Se l’Europa esiste davvero non può limitarsi a dire no

Parli l’Europa, adesso. Trovi una soluzione, una via d’uscita, una strategia. Se i rom sono un problema, come è ovvio che lo siano da molti anni, allora adesso lo deve risolvere l’Europa. Perché la polemica tra la Francia e la Commissione Ue sui rimpatri dei nomadi lascia in eredità un impegno morale e politico: se non le va bene una legge che un Paese membro approva per la sua sicurezza, allora è Bruxelles a doversene fare carico. È finita l’era di un organismo sovrannazionale senza obblighi: se ha il potere di contestare un provvedimento di un Paese aderente, allora deve avere il vincolo politico di trovare una soluzione.
Adesso la questione è quella dei nomadi. Esiste e chi la nega o è in malafede o è cieco. La vivono l’Italia, la Francia, la Spagna, la Germania, la vivono anche la Romania e la Bulgaria che sono i Paesi dove l’etnia rom ha il suo ceppo più numeroso e da dove i nomadi spesso partono per gli altri Paesi. Non è un problema di cultura politica dei governi che amministrano questi Paesi, come qualcuno vuole cercare di dimostrare. Tre anni fa il ministro per la Solidarietà sociale era il comunista Paolo Ferrero: in un incontro bilaterale chiese alla Romania di varare un intervento per limitare l’afflusso dei rom in Italia. Anche quello, volendo, sarebbe stato un accordo contro i princìpi della libertà di circolazione dei cittadini europei.
Sarkozy e la Francia sono stati ovviamente più duri. Si può non essere d’accordo, certo. Si può anche criticare l’iniziativa francese, come no. Però poi? Poi in questa Europa c’è soltanto censura, biasimo, presa di distanza, punizione. La legge francese è stata definita una «vergogna» dalle autorità europee. Bene. Ma che cos’è un’istituzione che sa dire (...)
(...) soltanto no? È una vergogna anch’essa.

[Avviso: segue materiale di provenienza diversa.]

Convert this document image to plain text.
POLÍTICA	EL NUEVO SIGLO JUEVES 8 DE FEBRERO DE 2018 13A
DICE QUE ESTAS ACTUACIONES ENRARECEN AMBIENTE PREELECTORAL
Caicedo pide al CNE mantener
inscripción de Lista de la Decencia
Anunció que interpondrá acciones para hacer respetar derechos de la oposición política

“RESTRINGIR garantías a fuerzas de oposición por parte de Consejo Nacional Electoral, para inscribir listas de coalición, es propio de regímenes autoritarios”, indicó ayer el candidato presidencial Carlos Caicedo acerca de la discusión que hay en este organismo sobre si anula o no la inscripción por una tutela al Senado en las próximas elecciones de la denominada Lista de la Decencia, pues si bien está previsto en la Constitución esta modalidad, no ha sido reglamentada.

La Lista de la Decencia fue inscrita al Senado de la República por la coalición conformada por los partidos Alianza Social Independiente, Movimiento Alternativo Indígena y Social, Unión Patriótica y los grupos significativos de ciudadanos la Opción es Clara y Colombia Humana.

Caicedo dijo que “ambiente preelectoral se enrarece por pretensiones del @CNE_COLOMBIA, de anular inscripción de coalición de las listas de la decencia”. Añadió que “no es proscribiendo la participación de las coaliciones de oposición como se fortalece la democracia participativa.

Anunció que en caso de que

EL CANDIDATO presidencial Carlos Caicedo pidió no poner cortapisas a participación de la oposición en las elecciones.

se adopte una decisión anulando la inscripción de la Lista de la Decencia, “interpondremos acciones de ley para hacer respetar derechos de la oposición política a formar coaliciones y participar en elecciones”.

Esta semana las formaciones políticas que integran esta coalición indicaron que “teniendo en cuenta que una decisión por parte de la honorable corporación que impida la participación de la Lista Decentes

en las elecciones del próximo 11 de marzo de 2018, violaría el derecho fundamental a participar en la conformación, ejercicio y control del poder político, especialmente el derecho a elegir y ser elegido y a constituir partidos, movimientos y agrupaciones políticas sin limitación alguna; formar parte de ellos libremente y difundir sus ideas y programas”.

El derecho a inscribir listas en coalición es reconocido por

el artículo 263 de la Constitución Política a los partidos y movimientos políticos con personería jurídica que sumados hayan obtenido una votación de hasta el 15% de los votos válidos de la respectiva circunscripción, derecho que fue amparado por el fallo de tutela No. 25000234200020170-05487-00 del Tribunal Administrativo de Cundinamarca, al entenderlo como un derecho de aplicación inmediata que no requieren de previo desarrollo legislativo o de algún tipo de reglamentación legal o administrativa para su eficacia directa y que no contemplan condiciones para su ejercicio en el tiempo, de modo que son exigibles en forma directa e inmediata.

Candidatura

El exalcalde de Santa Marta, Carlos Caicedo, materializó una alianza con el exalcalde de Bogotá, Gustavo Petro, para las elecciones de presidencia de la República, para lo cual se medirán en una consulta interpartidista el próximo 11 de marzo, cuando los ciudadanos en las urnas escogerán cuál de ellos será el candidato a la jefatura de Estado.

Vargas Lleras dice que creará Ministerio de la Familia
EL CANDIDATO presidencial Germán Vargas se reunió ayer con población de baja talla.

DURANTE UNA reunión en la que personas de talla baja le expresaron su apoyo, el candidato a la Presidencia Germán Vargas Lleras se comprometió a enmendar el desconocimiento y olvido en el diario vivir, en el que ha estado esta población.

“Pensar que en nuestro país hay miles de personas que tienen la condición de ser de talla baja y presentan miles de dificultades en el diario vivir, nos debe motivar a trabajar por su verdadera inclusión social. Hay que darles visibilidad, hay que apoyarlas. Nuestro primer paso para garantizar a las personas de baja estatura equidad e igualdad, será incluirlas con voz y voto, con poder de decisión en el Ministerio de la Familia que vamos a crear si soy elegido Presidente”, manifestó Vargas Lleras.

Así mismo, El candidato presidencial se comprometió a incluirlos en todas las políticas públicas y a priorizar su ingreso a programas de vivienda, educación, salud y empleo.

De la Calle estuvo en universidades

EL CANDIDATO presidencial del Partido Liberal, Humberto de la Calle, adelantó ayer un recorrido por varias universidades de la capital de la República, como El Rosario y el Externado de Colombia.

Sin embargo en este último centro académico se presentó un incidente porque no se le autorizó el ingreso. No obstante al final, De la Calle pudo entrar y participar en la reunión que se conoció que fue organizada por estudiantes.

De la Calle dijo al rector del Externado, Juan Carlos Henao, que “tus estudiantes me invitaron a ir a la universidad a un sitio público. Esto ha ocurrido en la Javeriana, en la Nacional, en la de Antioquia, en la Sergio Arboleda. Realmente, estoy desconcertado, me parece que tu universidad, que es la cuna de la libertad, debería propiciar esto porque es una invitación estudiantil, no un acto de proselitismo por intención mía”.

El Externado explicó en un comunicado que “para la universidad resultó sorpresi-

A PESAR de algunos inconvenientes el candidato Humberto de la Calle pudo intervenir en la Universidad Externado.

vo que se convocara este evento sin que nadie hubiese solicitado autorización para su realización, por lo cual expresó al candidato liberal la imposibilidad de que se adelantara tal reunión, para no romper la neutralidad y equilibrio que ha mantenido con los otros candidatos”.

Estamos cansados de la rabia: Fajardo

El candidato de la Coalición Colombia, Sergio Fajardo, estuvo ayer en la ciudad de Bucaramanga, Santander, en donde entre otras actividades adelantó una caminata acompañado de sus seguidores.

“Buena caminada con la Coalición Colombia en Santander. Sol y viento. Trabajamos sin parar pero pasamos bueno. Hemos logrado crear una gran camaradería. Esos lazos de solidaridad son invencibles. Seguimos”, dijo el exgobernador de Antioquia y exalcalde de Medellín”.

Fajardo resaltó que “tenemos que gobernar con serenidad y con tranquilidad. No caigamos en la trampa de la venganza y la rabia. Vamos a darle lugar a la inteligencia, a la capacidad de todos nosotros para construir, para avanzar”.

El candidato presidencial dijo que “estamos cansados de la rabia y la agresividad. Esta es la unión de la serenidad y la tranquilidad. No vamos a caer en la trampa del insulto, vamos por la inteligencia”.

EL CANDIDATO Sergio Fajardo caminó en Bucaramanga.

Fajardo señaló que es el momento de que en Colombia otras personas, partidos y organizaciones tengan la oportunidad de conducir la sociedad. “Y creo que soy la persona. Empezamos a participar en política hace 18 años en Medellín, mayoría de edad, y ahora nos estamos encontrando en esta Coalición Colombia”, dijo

Se esiste, l’Europa deve fare qualcosa. Ha un governo, ha un parlamento, ha un bilancio, ha i soldi dei Paesi che la compongono e quindi dei cittadini che la abitano. Per loro e con loro, Bruxelles ha una responsabilità che non può più trascurare come ha fatto finora ritenendosi un’entità al di sopra di tutto e di tutti. Adesso anche la Germania avrebbe intenzione di mettere a punto un provvedimento per espellere o comunque allontanare i rom dal suo territorio. Sarà criticata anche Angela Merkel. Poi accadrà con un altro Paese, vedrete. Perché quello dei nomadi è un problema che segue le carovane di rom che si spostano per l’Europa: vanno in Belgio? Il Belgio si lamenterà. Vanno in Olanda? L’Olanda si lamenterà. L’Europa non può chiudere e girarsi dall’altra parte, non può parlare e basta. Pensa a una procedura di infrazione contro la Francia. Però la Romania non è mai stata punita, nonostante incentivi le uscite dei rom dai suoi confini, nonostante faccia vivere i suoi rom in ghetti che fanno vergogna. No, quella è «tradizione», giusto?
È solo la Francia a dover pagare. In castigo, come se avesse preso una nota di demerito a scuola. L’Europa sembra quel genitore che sa dire soltanto di no a un figlio. Il piccolo chiede di essere aiutato e si sente ignorato, poi quando trova una soluzione da solo, viene picchiato perché non va bene. Il papà si sente forte? O è soltanto un poveraccio che non sa fare il genitore? E poi: che cosa succede se gli altri figli appoggiano il ribelle? A quel punto è finita. Ora con la Francia si è già schierata l’Italia, arriverà la Germania, poi altri Paesi. Tutti i governi dei 27 membri dell’Unione hanno espresso solidarietà politica e personale a Sarkozy nel diverbio con la commissaria Ue per la Giustizia, che nei giorni scorsi ha paragonato la politica francese sui rom all’Olocausto. In ventisette contro una rappresentante di quegli stessi 27. C’è qualcosa che non va, evidentemente.
L’Europa va incontro al suo destino: il caso francese la mette di fronte a una responsabilità che prima non aveva. Facile legiferare sulla lunghezza delle zucchine o sull’incurvatura delle banane. Semplice anche imporre sanzioni per quote latte e agricoltura contingentata. Poi arrivano i problemi complicati: politici, sociali, economici.

Allora l’Ue scompare. L’unica cosa che sa fare è sanzionare chi non è in linea, come un dittatore che punisce gli oppositori. Come un professore che castiga gli alunni, ma non sa insegnare. Anzi, non può. Anzi, non vuole.